Some patients need to have hearing aid response adjustments at follow-up visits. These are not always simple gain adjustments that take the patient away from NL2 targets. Adjustments may be needed to help with issues such as sound quality or loudness discomfort. However, there are more reasons that these routine follow-up visits are necessary. Many patients require additional training and counseling on the use of their devices. There is a great deal of information covered with a new hearing aid fitting, and, in many cases, it is better digested in small bites. Some patients have difficulty handling their devices. Some have comfort issues, and some wish to exchange their devices for a different model. More help with telephone communication is often needed.

The lack of follow-up visits is very likely the major contributing factor to the astounding 88% of subjects that had twisted or kinked hearing aid tubing and the consequent reduced SII scores at the end of the 6-week trial. One can only speculate how early in the trial process these problems emerged and if this may have directly contributed to reduced benefit. This problem would have been corrected soon after it occurred with appropriate follow-up visits.

The relatively large number of patients electing to return their hearing aids may also be related to lack of follow-up visits. At the end of the first 6-week trial, subjects were asked if they were likely to keep their hearing aids. Responses were: Group AB, 81%; Group CD, 55%; Group P, 36%. The Hearing Industries Association (HIA) reported a return for credit (RFC) rate of nearly 20% in 2014,9 about the same as for Group AB. It seems the use of best practices for Group AB should have resulted in a lower-than-observed hearing aid return rate.10 Following Session 3B, when subjects were provided the added attention for training (Group CD) and adjustments to the hearing aid settings (Groups CD and P) and the extended 4-5 week trial, the percentage of participants keeping their hearing aids were: Group AB, 89%; Group CD, 84%; and Group P, 88%.

Comparison to a Real-World Audiology Clinic Using Best Practices

Clinic records at Hearing Services & Systems (HSS), Portage, Mich, were searched for similar patients to compare outcomes to the IU study. Over a period extending about 27 months, 57 cases were identified that met the following criteria: new to our office; no previous hearing aid experience; fit with non-occluding RIC type hearing aids (88% with “low- or mid-level” and 12% with “high-level” technology devices); and had completed both pre- and post-fitting surveys.11,12 There were 54% female and 46% male patients with an average age of 71.36 (SD 10.98) years. All patients had been seen for complete hearing evaluation with results showing a typical symmetrical mild-to-moderate sensorineural hearing loss (PTA at 500, 1000, 2000 Hz = 30.72, SD 12.84; HFPTA at 1000, 2000, 4000 Hz = 41.26, SD 12.95).

All patients had a hearing aid selection appointment where information was provided of appropriate fitting options along with anticipated benefits and limitations of each. The fitting visit lasted approximately 1 hour and consisted of the physical fitting of the hearing aids, programming to NAL NL2 targets with allowance for patient loudness and sound quality preference, real ear verification with the Audioscan Verifit, and in all but a few cases, one or more follow-up visits. The HSS patient information, along with the three IU groups, is shown in Table 1.

Table 1. Comparison of means (SD) between HSS patients and IU study subjects.

Table 1. Comparison of means (SD) between HSS patients and IU study subjects.

Follow-up visits are bundled into the cost of the hearing aids at HSS so as not to discourage return visits. Of our sample, 95% returned for one or more follow-up visits in the first 6 weeks post-fitting. There were 22% who had two or more visits in the first 6 weeks, and 56% having two or more visits in the first 6 months. During these visits, 91% had some changes made to the hearing aid programming, such as gain, output, adding programs, activating features, etc…Hearing aid data logs read at those times showed the average wear time was about 10 hours per day.

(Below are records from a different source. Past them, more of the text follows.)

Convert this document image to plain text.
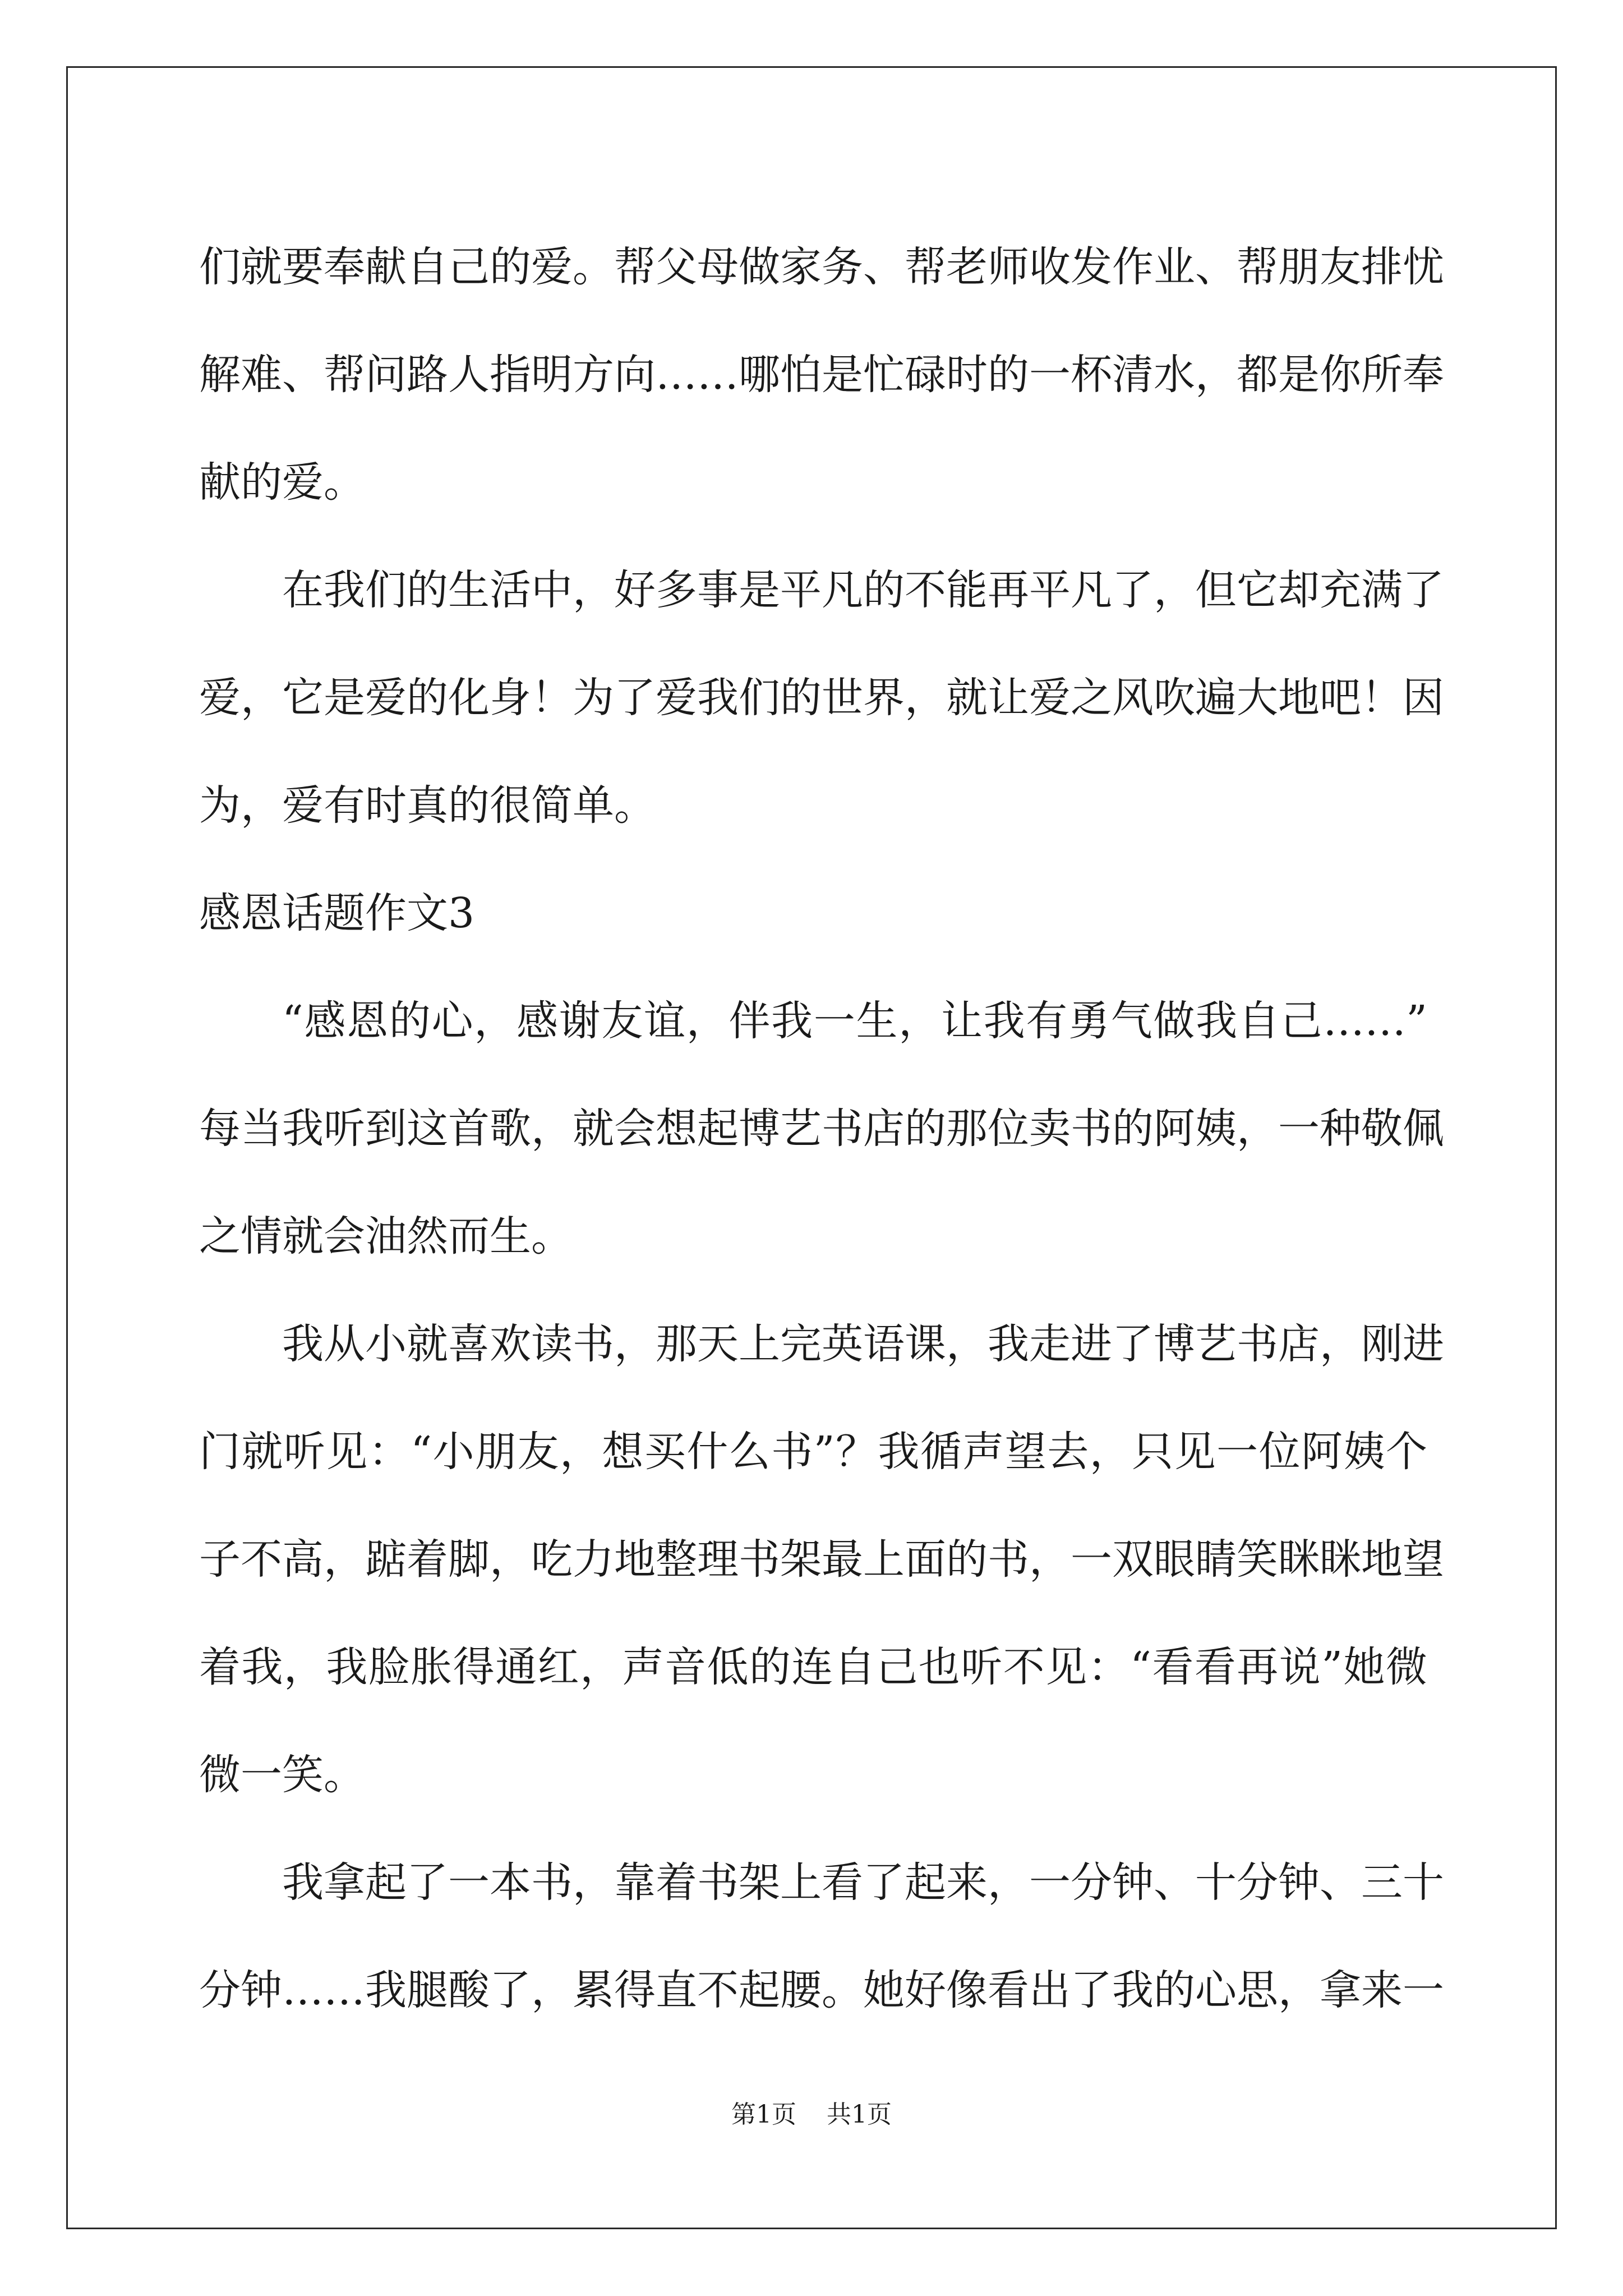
们就要奉献自己的爱。帮父母做家务、帮老师收发作业、帮朋友排忧
解难、帮问路人指明方向……哪怕是忙碌时的一杯清水，都是你所奉
献的爱。
在我们的生活中，好多事是平凡的不能再平凡了，但它却充满了
爱，它是爱的化身！为了爱我们的世界，就让爱之风吹遍大地吧！因
为，爱有时真的很简单。
感恩话题作文3
“感恩的心，感谢友谊，伴我一生，让我有勇气做我自己……”
每当我听到这首歌，就会想起博艺书店的那位卖书的阿姨，一种敬佩
之情就会油然而生。
我从小就喜欢读书，那天上完英语课，我走进了博艺书店，刚进
门就听见：“小朋友，想买什么书”？我循声望去，只见一位阿姨个
子不高，踮着脚，吃力地整理书架最上面的书，一双眼睛笑眯眯地望
着我，我脸胀得通红，声音低的连自己也听不见：“看看再说”她微
微一笑。
我拿起了一本书，靠着书架上看了起来，一分钟、十分钟、三十
分钟……我腿酸了，累得直不起腰。她好像看出了我的心思，拿来一
第1页 共1页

The first item on our hearing aid outcome survey11 (see Appendix A in online version of this article) inquires about wear time, with four response options. There were 88% who responded “most of the day” or “whenever needed,” while only 12% responded “occasionally” or “rarely.” The IU study reports that subjects’ data logs showed they wore their hearing aids 6-7 hours per day. The difference in wear time is likely due to the added care taken in the follow-up visits. It does appear that the AB model may have been “an inappropriately stripped-down version of true best practices that may have minimized differences between it and the CD model.”[p 77]1

RFCs are considered a quality indicator at HSS. During the last 5-year period, HHS had a 2.5% RFC rate considering all types of patients and hearing aids. During the 27-month period noted above, the RFC rate for all patients fit with RIC style hearing aids was 2.1%.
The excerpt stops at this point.